SESSON BLOG
2018年7月6日
JOYO ARC 2018年 に掲載していただきました!
全文こちらです↓
私が経営するフレンチレストラン「雪村庵」では、コンセプトを “茨城ガストロノミー” としています。ガストロノミーは、通常、美食術や美食学と訳されることが多いようですが、自分自身が思う茨城ガストロノミーとは、自然・茨城食材・器・その季節にあった調理法のすべてが合わさって完成する料理と考えております。
まず、自然と茨城の食材についてですが、実は常陸大宮市に店を構えた理由がここにあります。土地の気候・風土の影響を受けやすい野菜は、寒暖の激しい土地で栽培すると味にメリハリのついたものが育ちます。そのため、同市御前山地区の山あいにある無農薬栽培農家から頂く野菜を、収穫したての新鮮なうちに料理として提供したいと思い、生産現場に近いこの地に店を構えています。
また、食の提供という視点でみれば、料理人と食材を育む生産者は一体であるとの信念から、ホームページには “チーム” として生産者の方たちを紹介しています。
器は地元の著名な陶芸家に、料理のイメージを共有し当店オリジナルの器を焼いてもらっています。

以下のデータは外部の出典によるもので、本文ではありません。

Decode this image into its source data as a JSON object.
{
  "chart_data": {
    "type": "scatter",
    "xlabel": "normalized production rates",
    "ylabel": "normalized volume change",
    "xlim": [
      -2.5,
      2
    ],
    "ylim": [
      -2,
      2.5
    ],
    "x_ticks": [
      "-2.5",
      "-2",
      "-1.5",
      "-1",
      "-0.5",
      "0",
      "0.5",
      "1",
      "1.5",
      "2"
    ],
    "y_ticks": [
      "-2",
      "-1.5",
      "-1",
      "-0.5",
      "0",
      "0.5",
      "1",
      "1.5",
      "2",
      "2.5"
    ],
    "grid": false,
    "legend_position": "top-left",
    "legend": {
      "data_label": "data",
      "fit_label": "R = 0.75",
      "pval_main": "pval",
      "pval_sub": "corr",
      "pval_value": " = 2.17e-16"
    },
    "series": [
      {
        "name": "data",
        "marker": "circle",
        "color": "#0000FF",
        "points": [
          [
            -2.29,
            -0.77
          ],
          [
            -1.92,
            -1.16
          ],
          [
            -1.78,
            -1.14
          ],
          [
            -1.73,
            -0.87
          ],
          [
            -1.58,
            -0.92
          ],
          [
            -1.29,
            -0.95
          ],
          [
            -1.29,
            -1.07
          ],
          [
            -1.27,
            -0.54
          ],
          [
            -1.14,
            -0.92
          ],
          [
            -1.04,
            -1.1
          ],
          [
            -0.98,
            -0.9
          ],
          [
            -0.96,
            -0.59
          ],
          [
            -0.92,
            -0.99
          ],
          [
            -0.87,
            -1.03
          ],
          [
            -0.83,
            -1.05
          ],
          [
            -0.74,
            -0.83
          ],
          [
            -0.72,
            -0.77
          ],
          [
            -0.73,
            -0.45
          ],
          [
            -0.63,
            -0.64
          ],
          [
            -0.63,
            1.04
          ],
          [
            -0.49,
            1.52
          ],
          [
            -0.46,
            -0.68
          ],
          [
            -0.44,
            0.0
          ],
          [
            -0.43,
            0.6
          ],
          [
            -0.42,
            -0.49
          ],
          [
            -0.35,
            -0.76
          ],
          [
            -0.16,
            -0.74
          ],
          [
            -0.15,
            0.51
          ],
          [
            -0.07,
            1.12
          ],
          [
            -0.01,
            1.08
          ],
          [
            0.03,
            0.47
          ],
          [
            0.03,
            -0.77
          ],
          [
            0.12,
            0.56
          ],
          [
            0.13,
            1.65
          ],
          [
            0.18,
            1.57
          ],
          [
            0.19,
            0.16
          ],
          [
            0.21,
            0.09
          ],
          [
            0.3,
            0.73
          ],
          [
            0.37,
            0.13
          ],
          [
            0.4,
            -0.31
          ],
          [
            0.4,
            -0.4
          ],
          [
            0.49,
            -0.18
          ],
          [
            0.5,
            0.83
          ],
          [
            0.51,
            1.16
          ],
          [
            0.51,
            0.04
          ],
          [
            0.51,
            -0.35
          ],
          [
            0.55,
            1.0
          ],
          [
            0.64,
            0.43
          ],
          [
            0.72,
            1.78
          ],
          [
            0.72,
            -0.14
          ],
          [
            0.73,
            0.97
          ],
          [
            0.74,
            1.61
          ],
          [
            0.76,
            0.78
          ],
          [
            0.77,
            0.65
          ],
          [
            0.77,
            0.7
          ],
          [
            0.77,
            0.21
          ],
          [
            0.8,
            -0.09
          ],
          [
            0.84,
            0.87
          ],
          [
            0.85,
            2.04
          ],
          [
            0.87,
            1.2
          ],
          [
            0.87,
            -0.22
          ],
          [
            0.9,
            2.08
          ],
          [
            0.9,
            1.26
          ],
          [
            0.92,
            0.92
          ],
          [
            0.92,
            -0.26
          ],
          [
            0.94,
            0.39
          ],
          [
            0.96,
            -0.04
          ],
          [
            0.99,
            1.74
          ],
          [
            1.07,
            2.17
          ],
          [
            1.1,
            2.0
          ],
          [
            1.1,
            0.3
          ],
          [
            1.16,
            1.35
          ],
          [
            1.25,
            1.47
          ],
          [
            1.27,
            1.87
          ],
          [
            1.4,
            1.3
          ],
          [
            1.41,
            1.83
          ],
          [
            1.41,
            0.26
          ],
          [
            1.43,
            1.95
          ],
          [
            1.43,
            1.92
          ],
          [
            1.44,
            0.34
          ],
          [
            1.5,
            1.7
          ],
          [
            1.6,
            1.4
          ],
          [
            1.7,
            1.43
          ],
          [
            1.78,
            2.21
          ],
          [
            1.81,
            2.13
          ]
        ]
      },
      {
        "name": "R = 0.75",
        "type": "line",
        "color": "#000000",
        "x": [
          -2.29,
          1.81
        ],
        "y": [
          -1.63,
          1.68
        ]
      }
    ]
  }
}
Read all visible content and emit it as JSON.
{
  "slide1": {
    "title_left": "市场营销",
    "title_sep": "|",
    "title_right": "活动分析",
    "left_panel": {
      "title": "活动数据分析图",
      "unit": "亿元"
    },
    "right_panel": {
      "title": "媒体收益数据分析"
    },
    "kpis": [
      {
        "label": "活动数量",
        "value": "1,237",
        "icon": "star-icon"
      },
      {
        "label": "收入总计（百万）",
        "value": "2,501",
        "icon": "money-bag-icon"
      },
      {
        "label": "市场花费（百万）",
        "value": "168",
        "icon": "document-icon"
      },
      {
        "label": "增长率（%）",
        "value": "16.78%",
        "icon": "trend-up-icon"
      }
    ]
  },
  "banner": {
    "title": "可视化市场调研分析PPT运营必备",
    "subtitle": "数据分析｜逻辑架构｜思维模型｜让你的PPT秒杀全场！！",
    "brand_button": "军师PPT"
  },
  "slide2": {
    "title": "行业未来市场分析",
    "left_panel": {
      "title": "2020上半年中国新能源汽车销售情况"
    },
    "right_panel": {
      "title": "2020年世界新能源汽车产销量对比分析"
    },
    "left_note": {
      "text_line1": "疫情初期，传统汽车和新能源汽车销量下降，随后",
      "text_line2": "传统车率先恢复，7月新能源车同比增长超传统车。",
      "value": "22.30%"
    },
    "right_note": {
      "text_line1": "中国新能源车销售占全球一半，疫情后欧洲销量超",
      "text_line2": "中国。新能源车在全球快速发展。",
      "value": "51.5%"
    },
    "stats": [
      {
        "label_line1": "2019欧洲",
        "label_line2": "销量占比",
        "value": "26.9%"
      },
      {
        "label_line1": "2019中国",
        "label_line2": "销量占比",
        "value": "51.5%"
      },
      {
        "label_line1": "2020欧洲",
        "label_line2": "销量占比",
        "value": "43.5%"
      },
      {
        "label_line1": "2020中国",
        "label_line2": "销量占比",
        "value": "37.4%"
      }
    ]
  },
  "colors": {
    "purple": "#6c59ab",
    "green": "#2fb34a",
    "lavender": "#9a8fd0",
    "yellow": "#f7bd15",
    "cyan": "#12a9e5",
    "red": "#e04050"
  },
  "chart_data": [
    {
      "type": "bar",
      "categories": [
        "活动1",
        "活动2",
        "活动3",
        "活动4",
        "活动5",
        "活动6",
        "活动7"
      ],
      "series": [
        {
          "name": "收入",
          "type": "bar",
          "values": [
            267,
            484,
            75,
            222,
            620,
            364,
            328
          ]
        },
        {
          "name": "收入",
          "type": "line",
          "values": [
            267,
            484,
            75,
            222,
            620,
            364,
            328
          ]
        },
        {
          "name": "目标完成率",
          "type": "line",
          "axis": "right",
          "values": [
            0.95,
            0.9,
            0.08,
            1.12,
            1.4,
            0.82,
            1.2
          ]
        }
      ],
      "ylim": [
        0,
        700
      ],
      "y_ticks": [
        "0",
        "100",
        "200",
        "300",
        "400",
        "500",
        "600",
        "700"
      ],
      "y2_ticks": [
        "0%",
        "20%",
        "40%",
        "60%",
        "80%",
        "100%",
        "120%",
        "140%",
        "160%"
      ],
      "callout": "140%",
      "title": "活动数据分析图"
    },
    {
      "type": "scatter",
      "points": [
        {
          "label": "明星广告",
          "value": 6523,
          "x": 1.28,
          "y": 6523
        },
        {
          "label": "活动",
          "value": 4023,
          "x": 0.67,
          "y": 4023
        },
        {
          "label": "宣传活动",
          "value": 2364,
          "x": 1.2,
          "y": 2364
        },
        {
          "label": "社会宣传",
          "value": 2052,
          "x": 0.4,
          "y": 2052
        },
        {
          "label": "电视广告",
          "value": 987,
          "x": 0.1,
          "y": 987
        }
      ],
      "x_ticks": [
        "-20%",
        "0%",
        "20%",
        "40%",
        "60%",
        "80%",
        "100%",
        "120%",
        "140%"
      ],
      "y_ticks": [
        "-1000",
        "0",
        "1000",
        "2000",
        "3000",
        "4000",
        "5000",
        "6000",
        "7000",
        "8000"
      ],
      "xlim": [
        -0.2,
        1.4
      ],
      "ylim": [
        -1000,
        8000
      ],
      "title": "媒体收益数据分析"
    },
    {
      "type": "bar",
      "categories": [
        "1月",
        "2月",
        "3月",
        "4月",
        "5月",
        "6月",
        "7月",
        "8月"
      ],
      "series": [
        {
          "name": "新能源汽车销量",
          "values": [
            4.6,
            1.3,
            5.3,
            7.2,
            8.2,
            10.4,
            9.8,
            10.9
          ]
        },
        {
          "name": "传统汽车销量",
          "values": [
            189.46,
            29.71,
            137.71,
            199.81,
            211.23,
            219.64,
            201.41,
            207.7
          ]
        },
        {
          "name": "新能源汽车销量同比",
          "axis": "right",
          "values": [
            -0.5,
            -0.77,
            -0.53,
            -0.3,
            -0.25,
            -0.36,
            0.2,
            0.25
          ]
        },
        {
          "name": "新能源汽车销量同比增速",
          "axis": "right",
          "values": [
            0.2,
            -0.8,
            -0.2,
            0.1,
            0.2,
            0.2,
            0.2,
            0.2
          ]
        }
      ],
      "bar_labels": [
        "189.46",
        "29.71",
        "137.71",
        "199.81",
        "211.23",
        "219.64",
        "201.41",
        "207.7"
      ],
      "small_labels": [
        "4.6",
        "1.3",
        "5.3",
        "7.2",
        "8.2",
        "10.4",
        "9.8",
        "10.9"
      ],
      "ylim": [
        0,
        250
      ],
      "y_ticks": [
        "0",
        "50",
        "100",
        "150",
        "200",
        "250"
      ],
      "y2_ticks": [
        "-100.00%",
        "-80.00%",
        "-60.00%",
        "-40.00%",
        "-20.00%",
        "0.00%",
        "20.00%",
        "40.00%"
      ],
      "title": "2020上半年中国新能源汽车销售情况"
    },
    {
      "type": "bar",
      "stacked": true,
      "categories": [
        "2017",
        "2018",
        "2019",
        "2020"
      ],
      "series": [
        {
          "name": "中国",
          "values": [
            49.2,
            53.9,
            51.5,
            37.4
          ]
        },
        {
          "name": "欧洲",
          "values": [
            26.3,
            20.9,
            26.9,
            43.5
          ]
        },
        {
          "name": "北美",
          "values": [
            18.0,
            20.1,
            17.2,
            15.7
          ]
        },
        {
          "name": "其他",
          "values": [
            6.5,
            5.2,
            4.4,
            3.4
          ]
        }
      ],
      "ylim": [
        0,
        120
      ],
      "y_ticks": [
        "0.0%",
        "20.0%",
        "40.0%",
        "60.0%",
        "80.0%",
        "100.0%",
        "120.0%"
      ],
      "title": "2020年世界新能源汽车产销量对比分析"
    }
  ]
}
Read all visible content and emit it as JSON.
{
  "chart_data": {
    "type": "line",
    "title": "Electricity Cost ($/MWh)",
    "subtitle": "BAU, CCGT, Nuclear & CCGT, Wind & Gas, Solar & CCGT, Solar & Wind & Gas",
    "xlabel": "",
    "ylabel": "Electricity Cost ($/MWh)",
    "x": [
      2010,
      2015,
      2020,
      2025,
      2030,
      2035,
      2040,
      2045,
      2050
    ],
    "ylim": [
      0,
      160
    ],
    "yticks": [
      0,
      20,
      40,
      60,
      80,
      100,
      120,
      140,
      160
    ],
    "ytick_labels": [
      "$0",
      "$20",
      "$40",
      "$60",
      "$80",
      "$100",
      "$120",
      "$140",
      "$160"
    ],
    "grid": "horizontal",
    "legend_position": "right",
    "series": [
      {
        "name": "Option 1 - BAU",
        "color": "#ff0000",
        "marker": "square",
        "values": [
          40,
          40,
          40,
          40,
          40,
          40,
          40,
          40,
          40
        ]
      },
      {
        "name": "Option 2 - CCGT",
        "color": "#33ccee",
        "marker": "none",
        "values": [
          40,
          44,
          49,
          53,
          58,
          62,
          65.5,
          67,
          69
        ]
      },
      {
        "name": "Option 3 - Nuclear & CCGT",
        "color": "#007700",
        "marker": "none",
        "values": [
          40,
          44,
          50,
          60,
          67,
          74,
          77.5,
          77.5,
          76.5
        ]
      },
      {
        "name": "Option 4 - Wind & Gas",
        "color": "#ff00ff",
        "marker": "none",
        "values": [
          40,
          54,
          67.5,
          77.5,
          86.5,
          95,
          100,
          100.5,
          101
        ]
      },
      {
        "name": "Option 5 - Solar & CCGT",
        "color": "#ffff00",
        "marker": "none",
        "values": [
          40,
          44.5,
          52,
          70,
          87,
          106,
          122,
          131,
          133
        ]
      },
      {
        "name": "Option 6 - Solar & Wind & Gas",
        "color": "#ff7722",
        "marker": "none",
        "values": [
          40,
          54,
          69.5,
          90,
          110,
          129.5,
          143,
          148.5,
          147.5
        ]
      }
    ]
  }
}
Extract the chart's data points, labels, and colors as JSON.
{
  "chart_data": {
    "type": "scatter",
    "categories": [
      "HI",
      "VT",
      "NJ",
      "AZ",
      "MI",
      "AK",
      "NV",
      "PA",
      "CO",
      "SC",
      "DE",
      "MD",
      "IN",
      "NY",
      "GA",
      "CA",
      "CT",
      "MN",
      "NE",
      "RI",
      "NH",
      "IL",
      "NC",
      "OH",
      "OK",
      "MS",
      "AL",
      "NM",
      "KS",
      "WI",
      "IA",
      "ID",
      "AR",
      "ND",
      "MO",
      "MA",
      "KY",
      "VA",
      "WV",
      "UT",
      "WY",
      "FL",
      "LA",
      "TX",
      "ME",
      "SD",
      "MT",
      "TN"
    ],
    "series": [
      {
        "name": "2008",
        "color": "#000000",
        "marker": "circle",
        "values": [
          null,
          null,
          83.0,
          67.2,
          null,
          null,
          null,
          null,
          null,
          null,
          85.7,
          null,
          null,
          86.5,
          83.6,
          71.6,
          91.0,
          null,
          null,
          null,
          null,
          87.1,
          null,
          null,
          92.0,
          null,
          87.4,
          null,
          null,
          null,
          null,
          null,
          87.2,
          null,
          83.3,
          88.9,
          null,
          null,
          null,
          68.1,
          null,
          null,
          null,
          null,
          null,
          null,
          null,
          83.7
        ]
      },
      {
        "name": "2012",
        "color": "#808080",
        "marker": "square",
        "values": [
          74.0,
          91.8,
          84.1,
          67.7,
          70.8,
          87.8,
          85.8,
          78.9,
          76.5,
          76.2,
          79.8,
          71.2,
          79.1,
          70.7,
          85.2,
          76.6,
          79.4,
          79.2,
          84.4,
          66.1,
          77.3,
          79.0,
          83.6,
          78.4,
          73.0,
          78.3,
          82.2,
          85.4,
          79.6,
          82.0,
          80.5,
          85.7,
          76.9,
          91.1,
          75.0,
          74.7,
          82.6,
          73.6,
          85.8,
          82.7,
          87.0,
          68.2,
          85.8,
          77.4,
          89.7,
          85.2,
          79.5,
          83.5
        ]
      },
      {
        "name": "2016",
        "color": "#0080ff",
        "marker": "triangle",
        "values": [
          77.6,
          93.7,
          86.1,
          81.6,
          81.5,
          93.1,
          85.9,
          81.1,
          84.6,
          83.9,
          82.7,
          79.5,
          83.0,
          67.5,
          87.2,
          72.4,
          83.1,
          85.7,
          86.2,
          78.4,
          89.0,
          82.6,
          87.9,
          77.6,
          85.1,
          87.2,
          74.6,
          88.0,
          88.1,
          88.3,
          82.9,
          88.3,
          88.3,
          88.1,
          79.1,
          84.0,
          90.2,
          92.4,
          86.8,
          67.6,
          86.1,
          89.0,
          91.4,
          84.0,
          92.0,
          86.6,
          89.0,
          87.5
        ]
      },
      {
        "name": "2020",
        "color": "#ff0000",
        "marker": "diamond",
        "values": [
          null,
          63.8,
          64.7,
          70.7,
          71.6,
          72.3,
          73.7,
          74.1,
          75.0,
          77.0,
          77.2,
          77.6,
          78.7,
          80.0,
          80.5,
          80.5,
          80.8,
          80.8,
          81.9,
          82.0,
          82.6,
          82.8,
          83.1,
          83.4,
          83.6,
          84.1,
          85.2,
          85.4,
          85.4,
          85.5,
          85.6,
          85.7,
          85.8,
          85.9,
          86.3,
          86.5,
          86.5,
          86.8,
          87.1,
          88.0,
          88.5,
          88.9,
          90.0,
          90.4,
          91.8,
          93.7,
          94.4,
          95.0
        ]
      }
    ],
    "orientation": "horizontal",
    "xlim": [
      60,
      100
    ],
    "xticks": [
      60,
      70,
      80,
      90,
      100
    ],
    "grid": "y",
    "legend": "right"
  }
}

料理は味や香りのほかに視覚へのメッセージも重要であり、料理に合った器を使ってこそ、料理自体も生きてくるものと考えております。
さらに、季節に合った旬の食材を、料理人が調理することでさらに付加価値をつけ、お客様に非日常的な食の体験をしてもらうことは、我々料理人にとっての醍醐味であり、絶えず挑戦し続けたいと思っています。
都心から当店まで片道2時間かかります。その時間のコストを上乗せしても来てよかったと思っていただかなければなりません。そういう意味では、地産地消を越えてここに来なければ体験できないオンリーワンの料理を提供する責任があると感じています。地域がひとつのチームになって魅力的な料理を提供することを意識した時、私には理想とするまちがあります。それはスペインの北部バスク地方にあるサン・セバスチャン、世界一とも言われる美食のまちです。その特徴のひとつは、料理人たちが苦労して覚えたレシピを共有し、お互いを高め合っていることです。
料理人にとって、レシピを他人に教えることは大変勇気のいることです。しかし、このまちでは全体の料理のクオリティを高めるためにお互いに協力し、料理人がレシピを教え合っているというのです。転じて本県はというと、ノウハウなどの情報をクローズしがちな土地柄ではないでしょうか。しかし、個々の力では大都市に及ばない地方だからこそ、偏狭な考えを打破し、仲間同士が切磋琢磨することで地域ぐるみで食の価値を高めていく事が必要なのではないかと考えています。
食で人々を幸せにする常世の地。私はそんな未来のいばらきを夢見ています。